Last June, days after her 40th birthday, Silver felt a lump in her left breast that turned out to be a tumor that had spread to her lung and liver.
For eight months, she underwent chemotherapy that reduced the masses to operable size. But last month, Silver's oncologist explained a mastectomy would also require an additional procedure to take skin off her back, known as a "flap" to cover the wound.
That secondary surgery was considered cosmetic and therefore nonessential, according to the standards put in place this spring because of the coronavirus pandemic. Silver's surgery, like many others, was put on hold.
"It's not necessarily considered a medical emergency by them, even though it's, like, the entire world to me," Silver says. NPR is using only her first name, at her request, to preserve her medical privacy.
She felt shattered, she says, especially because she was unable to see her parents or get hugs from her friends.
"My one hope to be a long-term survivor was kind of fading, and now I'm going to have to pioneer a new hope," she says. "That was tough. It was awful."
COVID-19 has taken the medical focus away from many other serious diseases, including cancer. According to the American Cancer Society, more than a quarter of patients with active cancer are reporting delays in treatment. Also, cancer screenings are down, meaning many conditions will worsen while the health system diverts to fight the virus. At the same time, the pandemic is creating bottlenecks in care.
"We are paying a price with lives lost — not only from COVID-19 — but from people who need medical care and are afraid to get it or reluctant to go," says Len Lichtenfeld, deputy chief medical officer of the American Cancer Society in Atlanta. He says his organization's study on disruptions to cancer care from hurricanes shows that sort of missed care has an impact on survival rates, for example — and the pandemic is stretching out over a much longer period of time than a hurricane.
"We've always said we have to do everything immediately in cancer care," but oncologists and patients are having to wait or start other treatments instead as they wait for surgery.
For Silver, such delays are excruciating. Her oncologist suggested a new chemo until surgery is possible. But to change the chemo, she needed to get another biopsy, the doctor told her. And then there was a delay in getting that second biopsy because there were few members of the staff available during the pandemic to do it.
And that's not all: Insurance approvals take longer now that many agents are working from home, she says. And the chemo center takes fewer patients throughout the day to space the treatment chairs farther apart. The time each delay steals is precious.
"In the five-week delay, I had gone from three small tumors to a massive, 7- by 3-[centimeter] tumor that was pushing against the skin," Silver says, fighting emotion.
This heartbreaking scenario could play out for many people.
"We're only going to realize over the next few months and years about what the consequences of that deferred therapy are," says Ravi Parikh, an oncologist at the University of Pennsylvania. He says recent months forced him to embrace the previously unthinkable — including in-home chemotherapy and patient visits conducted over the phone. Such workarounds, he says, will need to continue.
"The No. 1 thing that I'm concerned about is the backlog of cases," Parikh says. "When there's this onslaught of appointments, surgeries, colonoscopies, chemotherapy appointments, it's not going to be at a slow pace."
Nor will it be able to happen quickly. Cancer patients with weakened immune systems are at greater risk of infection — and that risk continues, even as states start to reopen. Their risk varies by community even within a region, so doctors will have to weigh when it's safe to operate in their local area. And as they resume widespread treatment, each doctor, medical practice or treatment center will face the challenge of determining who receives care first.

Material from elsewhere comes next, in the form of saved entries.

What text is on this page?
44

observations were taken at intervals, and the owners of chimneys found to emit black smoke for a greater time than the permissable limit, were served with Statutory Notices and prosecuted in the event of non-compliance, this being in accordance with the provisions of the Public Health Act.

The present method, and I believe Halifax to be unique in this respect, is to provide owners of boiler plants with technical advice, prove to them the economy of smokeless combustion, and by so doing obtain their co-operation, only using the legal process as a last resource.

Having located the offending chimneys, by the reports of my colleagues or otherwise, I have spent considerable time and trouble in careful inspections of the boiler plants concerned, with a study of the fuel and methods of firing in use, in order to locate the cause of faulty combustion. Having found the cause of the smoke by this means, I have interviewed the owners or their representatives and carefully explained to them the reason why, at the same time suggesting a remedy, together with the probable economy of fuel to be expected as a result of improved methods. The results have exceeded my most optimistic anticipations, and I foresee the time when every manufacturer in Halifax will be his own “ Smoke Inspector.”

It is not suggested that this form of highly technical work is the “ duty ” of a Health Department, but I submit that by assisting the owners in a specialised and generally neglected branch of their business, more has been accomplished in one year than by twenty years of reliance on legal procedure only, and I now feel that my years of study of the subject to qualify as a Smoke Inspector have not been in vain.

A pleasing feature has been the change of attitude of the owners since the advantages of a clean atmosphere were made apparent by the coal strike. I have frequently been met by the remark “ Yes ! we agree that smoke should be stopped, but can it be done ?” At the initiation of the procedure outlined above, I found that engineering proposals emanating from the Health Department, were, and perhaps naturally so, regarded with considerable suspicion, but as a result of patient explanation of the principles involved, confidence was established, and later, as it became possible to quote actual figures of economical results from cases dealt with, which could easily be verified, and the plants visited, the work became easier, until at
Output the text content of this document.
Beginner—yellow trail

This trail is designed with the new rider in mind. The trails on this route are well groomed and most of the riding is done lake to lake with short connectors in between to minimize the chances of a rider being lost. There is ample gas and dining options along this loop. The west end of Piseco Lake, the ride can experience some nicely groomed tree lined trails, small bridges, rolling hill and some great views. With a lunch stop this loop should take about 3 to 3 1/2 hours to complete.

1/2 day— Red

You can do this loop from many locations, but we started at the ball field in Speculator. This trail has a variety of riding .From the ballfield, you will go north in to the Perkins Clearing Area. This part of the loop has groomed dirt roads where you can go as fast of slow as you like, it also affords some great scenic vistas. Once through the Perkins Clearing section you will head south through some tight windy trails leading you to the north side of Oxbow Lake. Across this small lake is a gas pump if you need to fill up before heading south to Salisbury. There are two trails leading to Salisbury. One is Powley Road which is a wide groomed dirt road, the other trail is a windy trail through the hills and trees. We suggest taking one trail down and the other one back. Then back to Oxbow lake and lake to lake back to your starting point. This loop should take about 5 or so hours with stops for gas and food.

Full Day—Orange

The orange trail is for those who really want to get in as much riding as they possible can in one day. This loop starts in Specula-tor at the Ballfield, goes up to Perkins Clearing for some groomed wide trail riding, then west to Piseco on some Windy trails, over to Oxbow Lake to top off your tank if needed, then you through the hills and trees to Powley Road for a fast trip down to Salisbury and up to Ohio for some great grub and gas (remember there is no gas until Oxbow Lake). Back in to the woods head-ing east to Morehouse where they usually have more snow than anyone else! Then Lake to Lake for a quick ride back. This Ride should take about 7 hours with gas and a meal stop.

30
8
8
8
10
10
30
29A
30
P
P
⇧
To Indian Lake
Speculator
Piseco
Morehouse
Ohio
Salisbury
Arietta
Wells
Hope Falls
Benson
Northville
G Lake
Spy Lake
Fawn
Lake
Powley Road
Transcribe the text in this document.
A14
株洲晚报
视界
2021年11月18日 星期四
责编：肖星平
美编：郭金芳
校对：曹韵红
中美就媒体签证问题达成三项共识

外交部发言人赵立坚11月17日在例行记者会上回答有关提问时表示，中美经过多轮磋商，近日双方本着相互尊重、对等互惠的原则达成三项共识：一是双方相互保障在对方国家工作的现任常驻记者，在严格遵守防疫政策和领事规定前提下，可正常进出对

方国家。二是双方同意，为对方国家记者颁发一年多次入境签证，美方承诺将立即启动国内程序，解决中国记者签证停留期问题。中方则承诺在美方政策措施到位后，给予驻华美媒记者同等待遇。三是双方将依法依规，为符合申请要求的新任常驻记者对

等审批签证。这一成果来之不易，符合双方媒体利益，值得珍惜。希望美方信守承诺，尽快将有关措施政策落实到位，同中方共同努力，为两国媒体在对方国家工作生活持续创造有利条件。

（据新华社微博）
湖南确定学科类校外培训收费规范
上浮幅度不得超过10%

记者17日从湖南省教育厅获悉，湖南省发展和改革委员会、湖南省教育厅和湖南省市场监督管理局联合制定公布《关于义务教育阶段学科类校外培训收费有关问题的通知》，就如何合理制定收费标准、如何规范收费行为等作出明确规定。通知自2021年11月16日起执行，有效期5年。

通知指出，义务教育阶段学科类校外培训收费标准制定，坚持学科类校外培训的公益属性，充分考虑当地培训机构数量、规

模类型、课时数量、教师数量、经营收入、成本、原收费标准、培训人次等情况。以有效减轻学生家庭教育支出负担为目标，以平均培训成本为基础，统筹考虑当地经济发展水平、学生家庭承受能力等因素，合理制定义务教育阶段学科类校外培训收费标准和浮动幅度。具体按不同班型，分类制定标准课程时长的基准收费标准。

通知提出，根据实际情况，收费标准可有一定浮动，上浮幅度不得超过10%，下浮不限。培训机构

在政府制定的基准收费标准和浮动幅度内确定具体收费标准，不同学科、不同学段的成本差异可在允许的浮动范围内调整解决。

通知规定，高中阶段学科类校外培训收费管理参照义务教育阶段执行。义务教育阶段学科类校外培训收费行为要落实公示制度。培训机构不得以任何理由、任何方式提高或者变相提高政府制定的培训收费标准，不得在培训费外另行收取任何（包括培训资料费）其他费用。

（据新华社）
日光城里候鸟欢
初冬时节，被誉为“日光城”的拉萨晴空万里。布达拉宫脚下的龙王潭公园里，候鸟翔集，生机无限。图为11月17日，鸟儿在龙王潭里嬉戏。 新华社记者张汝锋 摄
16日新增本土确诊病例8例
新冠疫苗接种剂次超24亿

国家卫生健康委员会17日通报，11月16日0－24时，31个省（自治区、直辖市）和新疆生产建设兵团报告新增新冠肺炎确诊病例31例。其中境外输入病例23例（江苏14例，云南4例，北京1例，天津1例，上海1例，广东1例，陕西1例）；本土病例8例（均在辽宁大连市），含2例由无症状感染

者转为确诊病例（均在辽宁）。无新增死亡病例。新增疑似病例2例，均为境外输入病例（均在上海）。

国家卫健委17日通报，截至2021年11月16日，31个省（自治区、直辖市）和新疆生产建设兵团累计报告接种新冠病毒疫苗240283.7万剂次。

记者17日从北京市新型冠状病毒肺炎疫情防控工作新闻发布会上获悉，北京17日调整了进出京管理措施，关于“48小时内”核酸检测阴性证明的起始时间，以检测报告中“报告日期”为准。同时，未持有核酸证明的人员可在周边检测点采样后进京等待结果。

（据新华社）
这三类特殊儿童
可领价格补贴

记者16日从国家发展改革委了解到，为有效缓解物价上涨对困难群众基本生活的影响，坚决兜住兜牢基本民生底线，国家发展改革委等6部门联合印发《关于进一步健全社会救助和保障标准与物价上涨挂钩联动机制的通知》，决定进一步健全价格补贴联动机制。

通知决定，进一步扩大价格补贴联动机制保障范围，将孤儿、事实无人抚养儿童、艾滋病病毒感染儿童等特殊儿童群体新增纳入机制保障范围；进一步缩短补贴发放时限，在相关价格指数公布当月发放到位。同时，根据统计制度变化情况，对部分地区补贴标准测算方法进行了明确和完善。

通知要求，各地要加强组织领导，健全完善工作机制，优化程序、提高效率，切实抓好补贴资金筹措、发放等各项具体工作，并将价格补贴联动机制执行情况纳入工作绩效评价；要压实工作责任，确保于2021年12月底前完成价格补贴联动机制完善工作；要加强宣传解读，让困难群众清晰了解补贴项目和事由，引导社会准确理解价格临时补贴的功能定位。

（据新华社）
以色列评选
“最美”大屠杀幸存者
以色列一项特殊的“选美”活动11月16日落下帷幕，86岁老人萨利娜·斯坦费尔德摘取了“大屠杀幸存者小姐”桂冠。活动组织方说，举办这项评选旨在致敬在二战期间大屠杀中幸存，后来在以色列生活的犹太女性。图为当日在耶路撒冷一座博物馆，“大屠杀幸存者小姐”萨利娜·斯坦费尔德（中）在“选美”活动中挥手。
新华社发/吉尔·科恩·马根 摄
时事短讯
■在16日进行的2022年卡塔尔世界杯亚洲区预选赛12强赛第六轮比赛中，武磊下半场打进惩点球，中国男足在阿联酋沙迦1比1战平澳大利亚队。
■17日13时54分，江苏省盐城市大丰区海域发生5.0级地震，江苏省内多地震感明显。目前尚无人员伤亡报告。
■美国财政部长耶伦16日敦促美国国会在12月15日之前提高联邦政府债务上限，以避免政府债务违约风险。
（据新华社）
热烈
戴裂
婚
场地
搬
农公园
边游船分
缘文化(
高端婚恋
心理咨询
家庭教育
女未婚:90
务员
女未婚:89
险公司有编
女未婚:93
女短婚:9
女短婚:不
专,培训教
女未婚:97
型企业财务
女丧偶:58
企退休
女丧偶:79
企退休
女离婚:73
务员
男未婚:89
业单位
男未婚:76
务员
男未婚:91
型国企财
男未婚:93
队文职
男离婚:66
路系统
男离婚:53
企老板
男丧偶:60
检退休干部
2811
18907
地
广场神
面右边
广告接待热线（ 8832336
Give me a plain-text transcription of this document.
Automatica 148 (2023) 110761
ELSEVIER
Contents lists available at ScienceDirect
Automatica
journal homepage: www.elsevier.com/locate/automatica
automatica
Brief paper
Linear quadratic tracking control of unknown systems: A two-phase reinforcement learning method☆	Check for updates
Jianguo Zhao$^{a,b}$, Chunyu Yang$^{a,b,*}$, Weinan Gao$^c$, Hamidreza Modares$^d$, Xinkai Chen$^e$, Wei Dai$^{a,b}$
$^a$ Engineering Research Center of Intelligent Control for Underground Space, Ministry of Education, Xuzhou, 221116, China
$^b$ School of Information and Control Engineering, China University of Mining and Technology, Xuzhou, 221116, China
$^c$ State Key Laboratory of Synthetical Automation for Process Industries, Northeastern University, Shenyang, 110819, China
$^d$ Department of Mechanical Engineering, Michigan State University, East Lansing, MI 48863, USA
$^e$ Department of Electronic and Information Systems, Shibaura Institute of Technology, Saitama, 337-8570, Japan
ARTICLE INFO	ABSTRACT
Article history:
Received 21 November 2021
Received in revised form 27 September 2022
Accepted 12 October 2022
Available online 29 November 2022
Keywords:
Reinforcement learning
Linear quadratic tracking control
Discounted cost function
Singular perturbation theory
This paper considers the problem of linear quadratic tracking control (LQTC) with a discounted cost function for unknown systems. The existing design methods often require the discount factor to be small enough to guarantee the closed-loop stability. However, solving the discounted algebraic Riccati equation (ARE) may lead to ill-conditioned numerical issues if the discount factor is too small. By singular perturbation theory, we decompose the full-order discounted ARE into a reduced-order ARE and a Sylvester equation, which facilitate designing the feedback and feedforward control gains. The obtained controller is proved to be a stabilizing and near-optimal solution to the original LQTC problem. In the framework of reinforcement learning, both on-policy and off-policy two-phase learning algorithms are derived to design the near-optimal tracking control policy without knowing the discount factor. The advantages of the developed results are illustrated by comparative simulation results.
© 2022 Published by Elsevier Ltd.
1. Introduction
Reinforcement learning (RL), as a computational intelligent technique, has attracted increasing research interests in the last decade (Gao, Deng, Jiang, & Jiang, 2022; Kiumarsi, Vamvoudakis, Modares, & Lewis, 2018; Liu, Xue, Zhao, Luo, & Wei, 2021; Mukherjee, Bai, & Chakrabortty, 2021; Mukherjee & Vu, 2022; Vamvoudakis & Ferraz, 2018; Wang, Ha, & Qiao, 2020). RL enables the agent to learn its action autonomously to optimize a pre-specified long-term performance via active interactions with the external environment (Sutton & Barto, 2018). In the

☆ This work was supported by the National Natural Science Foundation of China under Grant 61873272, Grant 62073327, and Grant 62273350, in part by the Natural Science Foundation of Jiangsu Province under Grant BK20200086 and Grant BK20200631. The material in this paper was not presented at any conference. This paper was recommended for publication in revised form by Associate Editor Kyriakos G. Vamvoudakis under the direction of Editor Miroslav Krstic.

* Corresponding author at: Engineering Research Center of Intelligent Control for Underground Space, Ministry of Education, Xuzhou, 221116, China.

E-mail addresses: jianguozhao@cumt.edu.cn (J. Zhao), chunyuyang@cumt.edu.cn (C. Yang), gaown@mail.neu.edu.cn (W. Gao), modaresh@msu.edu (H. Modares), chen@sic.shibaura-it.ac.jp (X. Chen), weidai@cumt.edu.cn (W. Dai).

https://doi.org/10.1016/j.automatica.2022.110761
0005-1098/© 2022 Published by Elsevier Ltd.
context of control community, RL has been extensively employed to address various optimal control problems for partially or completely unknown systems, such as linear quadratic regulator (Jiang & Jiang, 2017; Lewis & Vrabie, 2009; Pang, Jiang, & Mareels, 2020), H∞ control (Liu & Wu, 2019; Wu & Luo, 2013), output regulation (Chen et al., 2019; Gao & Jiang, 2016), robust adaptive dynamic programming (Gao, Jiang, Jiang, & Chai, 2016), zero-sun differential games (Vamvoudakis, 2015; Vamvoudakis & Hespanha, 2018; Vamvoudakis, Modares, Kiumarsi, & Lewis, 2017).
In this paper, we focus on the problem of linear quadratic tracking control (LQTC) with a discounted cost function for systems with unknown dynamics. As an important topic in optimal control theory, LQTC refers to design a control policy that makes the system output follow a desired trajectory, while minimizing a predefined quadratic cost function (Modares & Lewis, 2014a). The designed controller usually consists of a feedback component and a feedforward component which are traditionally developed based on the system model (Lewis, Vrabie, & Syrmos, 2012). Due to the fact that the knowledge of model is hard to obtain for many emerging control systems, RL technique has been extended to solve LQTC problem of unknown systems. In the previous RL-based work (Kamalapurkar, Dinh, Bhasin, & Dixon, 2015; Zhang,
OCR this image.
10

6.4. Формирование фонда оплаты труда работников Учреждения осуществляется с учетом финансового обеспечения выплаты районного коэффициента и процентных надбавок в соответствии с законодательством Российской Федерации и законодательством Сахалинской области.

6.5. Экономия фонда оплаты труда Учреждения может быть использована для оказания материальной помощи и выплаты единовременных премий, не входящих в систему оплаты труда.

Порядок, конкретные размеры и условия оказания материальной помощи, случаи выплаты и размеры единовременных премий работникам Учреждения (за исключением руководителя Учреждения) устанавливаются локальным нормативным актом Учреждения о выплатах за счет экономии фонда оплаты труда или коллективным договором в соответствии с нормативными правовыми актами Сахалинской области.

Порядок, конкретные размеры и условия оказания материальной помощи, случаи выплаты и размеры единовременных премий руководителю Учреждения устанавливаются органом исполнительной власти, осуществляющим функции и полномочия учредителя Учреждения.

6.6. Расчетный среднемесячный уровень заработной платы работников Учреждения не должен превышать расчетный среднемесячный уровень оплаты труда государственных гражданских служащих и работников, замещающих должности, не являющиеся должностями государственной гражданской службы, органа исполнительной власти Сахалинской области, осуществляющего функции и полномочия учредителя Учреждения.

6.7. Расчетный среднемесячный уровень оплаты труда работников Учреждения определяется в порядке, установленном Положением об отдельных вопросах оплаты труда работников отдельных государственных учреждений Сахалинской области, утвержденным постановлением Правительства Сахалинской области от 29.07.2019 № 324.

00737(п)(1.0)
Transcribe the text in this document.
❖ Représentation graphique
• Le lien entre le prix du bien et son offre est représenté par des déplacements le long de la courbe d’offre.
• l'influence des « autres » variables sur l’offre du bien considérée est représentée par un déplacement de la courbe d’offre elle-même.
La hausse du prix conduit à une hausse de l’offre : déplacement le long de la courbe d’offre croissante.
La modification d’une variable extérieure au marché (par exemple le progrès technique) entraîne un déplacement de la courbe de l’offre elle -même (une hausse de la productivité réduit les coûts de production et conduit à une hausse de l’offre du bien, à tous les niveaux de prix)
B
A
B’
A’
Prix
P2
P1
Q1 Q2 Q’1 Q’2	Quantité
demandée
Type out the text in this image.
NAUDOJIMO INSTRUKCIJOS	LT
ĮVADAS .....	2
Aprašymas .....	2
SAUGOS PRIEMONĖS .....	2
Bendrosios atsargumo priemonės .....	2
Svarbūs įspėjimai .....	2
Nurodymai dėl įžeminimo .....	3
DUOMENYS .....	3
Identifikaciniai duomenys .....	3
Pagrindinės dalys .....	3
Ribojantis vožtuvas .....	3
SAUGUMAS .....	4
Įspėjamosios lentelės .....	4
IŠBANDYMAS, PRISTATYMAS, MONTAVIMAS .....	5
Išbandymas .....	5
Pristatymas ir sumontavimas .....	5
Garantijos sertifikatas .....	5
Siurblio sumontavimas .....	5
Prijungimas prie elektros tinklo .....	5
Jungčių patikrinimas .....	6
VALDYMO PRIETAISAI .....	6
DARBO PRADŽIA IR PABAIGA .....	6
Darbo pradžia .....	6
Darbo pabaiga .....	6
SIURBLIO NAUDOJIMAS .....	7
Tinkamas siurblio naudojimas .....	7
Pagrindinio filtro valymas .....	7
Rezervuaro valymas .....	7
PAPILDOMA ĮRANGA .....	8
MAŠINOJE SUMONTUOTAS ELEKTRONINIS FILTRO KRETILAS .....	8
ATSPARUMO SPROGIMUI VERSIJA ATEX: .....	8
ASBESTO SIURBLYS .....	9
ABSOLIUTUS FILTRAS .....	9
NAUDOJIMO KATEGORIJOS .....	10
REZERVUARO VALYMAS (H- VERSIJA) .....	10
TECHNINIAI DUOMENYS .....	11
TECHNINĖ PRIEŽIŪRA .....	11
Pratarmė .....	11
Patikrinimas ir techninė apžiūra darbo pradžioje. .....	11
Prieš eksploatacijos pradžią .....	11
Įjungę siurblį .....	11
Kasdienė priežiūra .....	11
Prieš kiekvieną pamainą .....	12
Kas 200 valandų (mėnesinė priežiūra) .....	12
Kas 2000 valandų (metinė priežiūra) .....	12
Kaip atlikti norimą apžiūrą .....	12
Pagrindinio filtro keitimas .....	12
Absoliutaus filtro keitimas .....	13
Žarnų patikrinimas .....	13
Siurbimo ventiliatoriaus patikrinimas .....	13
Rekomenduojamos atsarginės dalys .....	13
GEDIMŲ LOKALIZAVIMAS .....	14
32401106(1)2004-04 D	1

The University of Michigan's hospital system is already using a new formula as those decisions arise about who should get priority in treatment — to include factors such as the nature of the disease and its progression, says Michael Sabel, a surgical oncologist and professor. Patients are assigned what the hospital calls an "urgency score," Sabel says.
"In many cases, that can include patients being able to get back to work, and the financial strain that's on patients — in addition to just things like, is it cancer and what is the biology of that cancer," he says.
Still, the frustrating reality is that COVID-19 will continue delaying care for some time.
Silver has set her sights on new goals: to shrink the tumors with the new chemo and to reschedule surgery for the fall.
"I hope it works," she says. "It's what I have right now — and I just hope it works."